I love your project. Could you please provide some benchmark (accuracy, f1, etc) about the latest pretrained model in the release?

That will be a great help because I also want to train some models (EfficientNet, ViT, etc) by myself. By comparing the benchmark scores, I could understand the performance of the model better.

koke2c95 commented 2 years ago

we already trained nfnet, regnet, ConvNeXt on danbooru2020

those too bad, and tagger is useless .... we don't know what this trained model can do

you should checkout this paper, what's next "Transfer Learning for Pose Estimation of Illustrated Characters", Chen & Zwicker 2021

but downstream task experiment show us, too bad even not good as common trained models ....

if you want image self-sup manner, that also bad Train vision models with vissl + illustrated images

what we need VLM, text-image pretrained (like CLIP things) on LAION anime subset (remove tons anime uncorrelated datas)

training and prepare this datas, not danbooru20xx trained, is a pre-trained dataset

then we can do open vocab detector and a well captioner, enter the anime storytelling things

KichangKim commented 2 years ago

I don't have any benchmark test/score of DeepDanbooru for latest model.

ghost commented 2 years ago

@ControlNet Try this: https://github.com/lucidrains/x-clip You can use a pretrained text encoder and only train the image encoder.
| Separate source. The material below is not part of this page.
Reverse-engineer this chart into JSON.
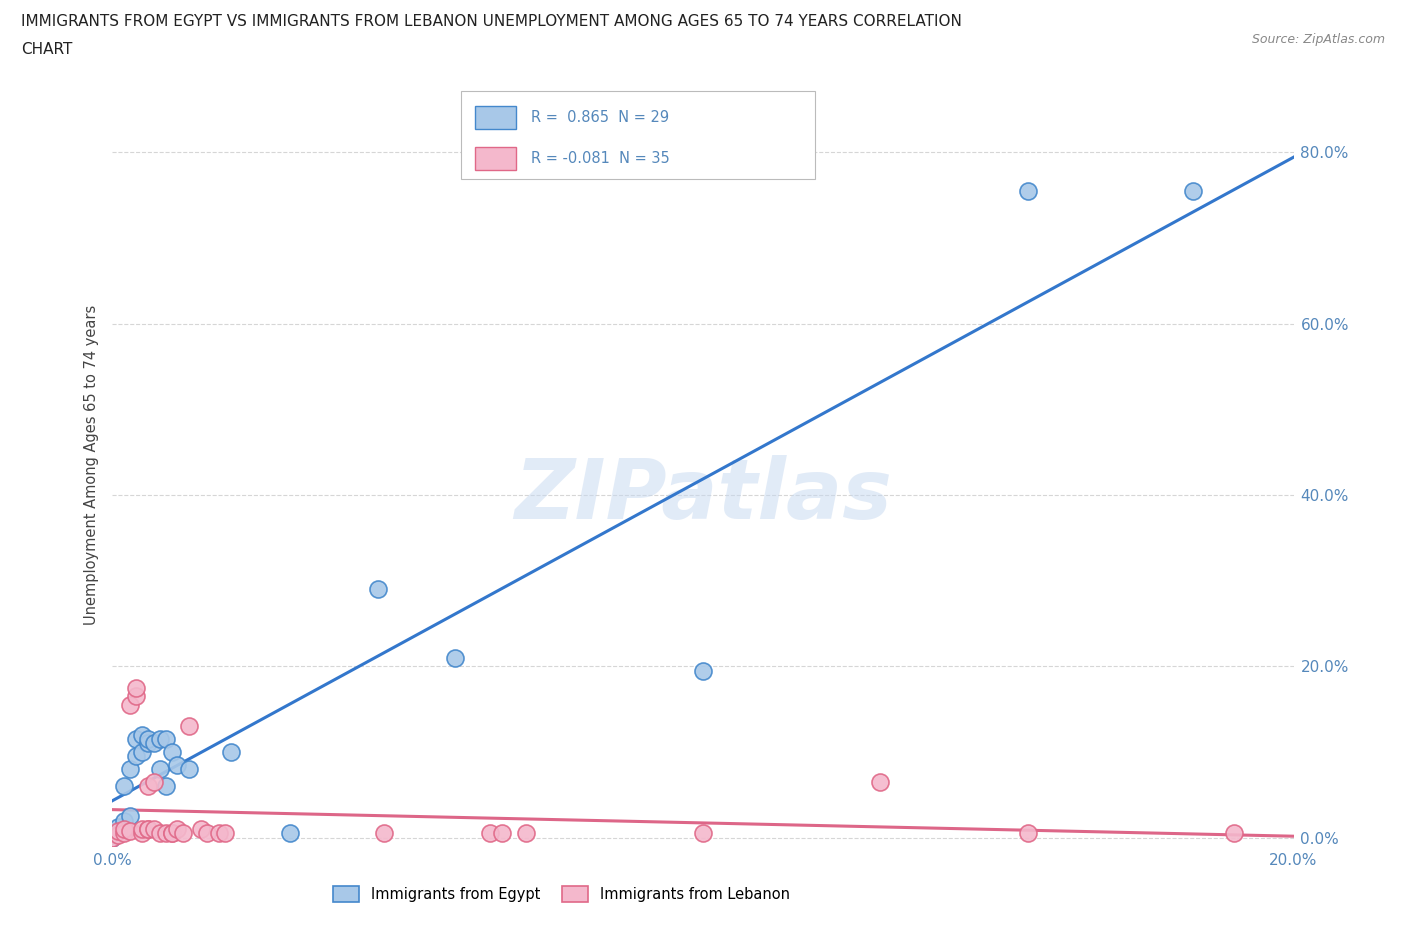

The only thing is that you will need to turn danbooru tags into sentences that can be interpreted by the pretrained text encoder first.
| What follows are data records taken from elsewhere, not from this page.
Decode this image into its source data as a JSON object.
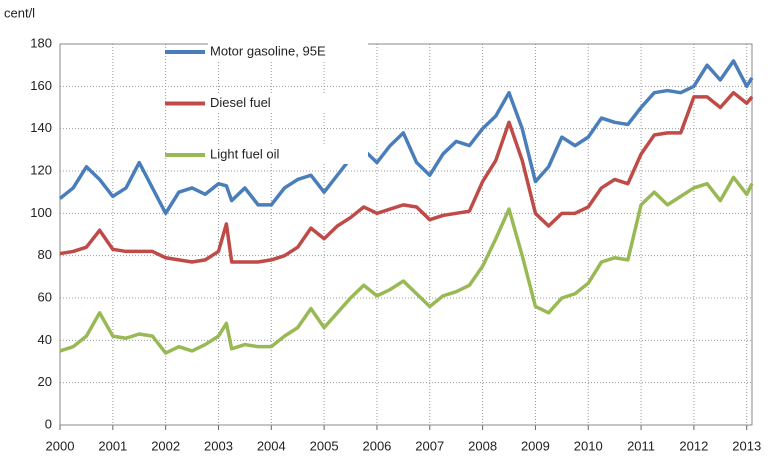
{
  "chart_data": {
    "type": "line",
    "y_label": "cent/l",
    "x": [
      2000,
      2000.25,
      2000.5,
      2000.75,
      2001,
      2001.25,
      2001.5,
      2001.75,
      2002,
      2002.25,
      2002.5,
      2002.75,
      2003,
      2003.15,
      2003.25,
      2003.5,
      2003.75,
      2004,
      2004.25,
      2004.5,
      2004.75,
      2005,
      2005.25,
      2005.5,
      2005.75,
      2006,
      2006.25,
      2006.5,
      2006.75,
      2007,
      2007.25,
      2007.5,
      2007.75,
      2008,
      2008.25,
      2008.5,
      2008.75,
      2009,
      2009.25,
      2009.5,
      2009.75,
      2010,
      2010.25,
      2010.5,
      2010.75,
      2011,
      2011.25,
      2011.5,
      2011.75,
      2012,
      2012.25,
      2012.5,
      2012.75,
      2013,
      2013.1
    ],
    "series": [
      {
        "name": "Motor gasoline, 95E",
        "color": "#4a7ebb",
        "values": [
          107,
          112,
          122,
          116,
          108,
          112,
          124,
          112,
          100,
          110,
          112,
          109,
          114,
          113,
          106,
          112,
          104,
          104,
          112,
          116,
          118,
          110,
          118,
          126,
          130,
          124,
          132,
          138,
          124,
          118,
          128,
          134,
          132,
          140,
          146,
          157,
          140,
          115,
          122,
          136,
          132,
          136,
          145,
          143,
          142,
          150,
          157,
          158,
          157,
          160,
          170,
          163,
          172,
          160,
          164
        ]
      },
      {
        "name": "Diesel fuel",
        "color": "#be4b48",
        "values": [
          81,
          82,
          84,
          92,
          83,
          82,
          82,
          82,
          79,
          78,
          77,
          78,
          82,
          95,
          77,
          77,
          77,
          78,
          80,
          84,
          93,
          88,
          94,
          98,
          103,
          100,
          102,
          104,
          103,
          97,
          99,
          100,
          101,
          115,
          125,
          143,
          125,
          100,
          94,
          100,
          100,
          103,
          112,
          116,
          114,
          128,
          137,
          138,
          138,
          155,
          155,
          150,
          157,
          152,
          155
        ]
      },
      {
        "name": "Light fuel oil",
        "color": "#98b954",
        "values": [
          35,
          37,
          42,
          53,
          42,
          41,
          43,
          42,
          34,
          37,
          35,
          38,
          42,
          48,
          36,
          38,
          37,
          37,
          42,
          46,
          55,
          46,
          53,
          60,
          66,
          61,
          64,
          68,
          62,
          56,
          61,
          63,
          66,
          75,
          88,
          102,
          80,
          56,
          53,
          60,
          62,
          67,
          77,
          79,
          78,
          104,
          110,
          104,
          108,
          112,
          114,
          106,
          117,
          109,
          114
        ]
      }
    ],
    "xlim": [
      2000,
      2013.1
    ],
    "xticks": [
      2000,
      2001,
      2002,
      2003,
      2004,
      2005,
      2006,
      2007,
      2008,
      2009,
      2010,
      2011,
      2012,
      2013
    ],
    "ylim": [
      0,
      180
    ],
    "yticks": [
      0,
      20,
      40,
      60,
      80,
      100,
      120,
      140,
      160,
      180
    ],
    "grid": true,
    "legend": "top"
  }
}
I have the same impression as @koke2c95 that tagging models does not work well on danbooru data, as the tags are too noisy and the model can not leverage the relationship between the tags(concepts), which also adds to the noise.

koke2c95 commented 2 years ago

RM

and sorry a issue mentioned on Multi-Modal-Comparators, seem it can't remove :(

ControlNet commented 2 years ago

@koke2c95 Thank you for your reply.

I decide to do simple auto-tagging (multi-label classification) with more lightweight and more accurate. So image generation or translation is not in my plan yet.
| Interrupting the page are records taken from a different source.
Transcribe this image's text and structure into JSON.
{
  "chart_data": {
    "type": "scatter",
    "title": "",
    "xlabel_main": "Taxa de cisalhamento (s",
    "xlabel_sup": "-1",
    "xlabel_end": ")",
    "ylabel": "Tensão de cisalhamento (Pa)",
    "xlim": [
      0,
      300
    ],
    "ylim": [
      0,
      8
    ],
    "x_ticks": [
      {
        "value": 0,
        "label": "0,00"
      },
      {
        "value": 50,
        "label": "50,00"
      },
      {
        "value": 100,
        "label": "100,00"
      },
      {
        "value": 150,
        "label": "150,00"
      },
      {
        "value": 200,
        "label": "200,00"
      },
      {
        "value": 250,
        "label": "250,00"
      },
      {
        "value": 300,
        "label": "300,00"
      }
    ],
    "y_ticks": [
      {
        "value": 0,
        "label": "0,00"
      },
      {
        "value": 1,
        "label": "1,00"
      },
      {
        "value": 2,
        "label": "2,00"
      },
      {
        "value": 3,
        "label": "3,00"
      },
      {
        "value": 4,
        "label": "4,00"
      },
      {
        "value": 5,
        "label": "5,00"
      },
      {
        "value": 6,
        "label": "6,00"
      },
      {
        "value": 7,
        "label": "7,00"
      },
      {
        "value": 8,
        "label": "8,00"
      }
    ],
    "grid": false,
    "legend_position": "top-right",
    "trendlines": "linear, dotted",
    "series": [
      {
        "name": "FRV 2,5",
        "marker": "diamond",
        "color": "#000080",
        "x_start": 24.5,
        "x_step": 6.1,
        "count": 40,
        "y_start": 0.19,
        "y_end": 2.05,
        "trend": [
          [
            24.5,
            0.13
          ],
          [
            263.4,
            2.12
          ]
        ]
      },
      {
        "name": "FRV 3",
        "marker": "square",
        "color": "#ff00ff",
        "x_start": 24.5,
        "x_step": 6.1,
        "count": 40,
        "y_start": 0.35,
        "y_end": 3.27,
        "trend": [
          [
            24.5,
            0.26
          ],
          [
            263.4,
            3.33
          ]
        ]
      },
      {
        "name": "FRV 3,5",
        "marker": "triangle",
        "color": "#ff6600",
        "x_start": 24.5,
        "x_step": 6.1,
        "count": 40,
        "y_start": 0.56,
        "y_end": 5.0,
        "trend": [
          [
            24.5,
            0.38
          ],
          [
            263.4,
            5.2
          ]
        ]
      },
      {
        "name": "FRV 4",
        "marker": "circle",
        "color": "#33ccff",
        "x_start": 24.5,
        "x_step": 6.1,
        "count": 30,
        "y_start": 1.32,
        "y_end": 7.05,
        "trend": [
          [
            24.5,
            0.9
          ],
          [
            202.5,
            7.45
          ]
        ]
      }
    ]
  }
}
You said the label is very low quality. I fully understand it as these tags are community-driven, so the noise cannot be avoided. I'm thinking if it's possible to employ some self supervise learning and weak supervise learning techniques to improve it.

Also, Is there any tag-based anime image dataset with accurate labels?

BTW, regarding the height-width ratio of these images varies very significantly, I doubt naive resizing may not extract the features well. Using sliding window might be a better choice.

I don't have any benchmark test/score of DeepDanbooru for latest model.

Thank you for your reply.

@Daniel8811 Thank you for your suggestions. I know CLIP is an amazing work, and it's robust for unseen data. But I'm not familiar with that. If the pretrained text encoder is used, I highly doubt the anime-style labels (yuri, genshin_impact, blue_hair) can be predicted well.

ghost commented 2 years ago

@ControlNet

If the pretrained text encoder is used, I highly doubt the anime-style labels (yuri, genshin_impact, blue_hair) can be predicted well.

That could be a problem. I agree that it's still unclear if CLIP would really work better on danbooru data at the time of speaking.

@koke2c95 So I guess you are doing text2image at the moment. Do you have a thread or write-up for you exploration?

ghost commented 2 years ago

I decide to do simple auto-tagging (multi-label classification) with more lightweight and more accurate.

@ControlNet Maybe you could manually clean up the danbooru tags so that it contains less abstract concepts (like yuri) and more tags that are obvious to everyone (like blue hair). This may significantly reduce the noise and therefore make the model more accurate.

ControlNet commented 2 years ago

@Daniel8811

it contains less abstract concepts (like yuri) and more tags that are obvious to everyone (like blue hair)

Yes, it's possible although manually finding these "obvious" tags for thousands of tags are tricky.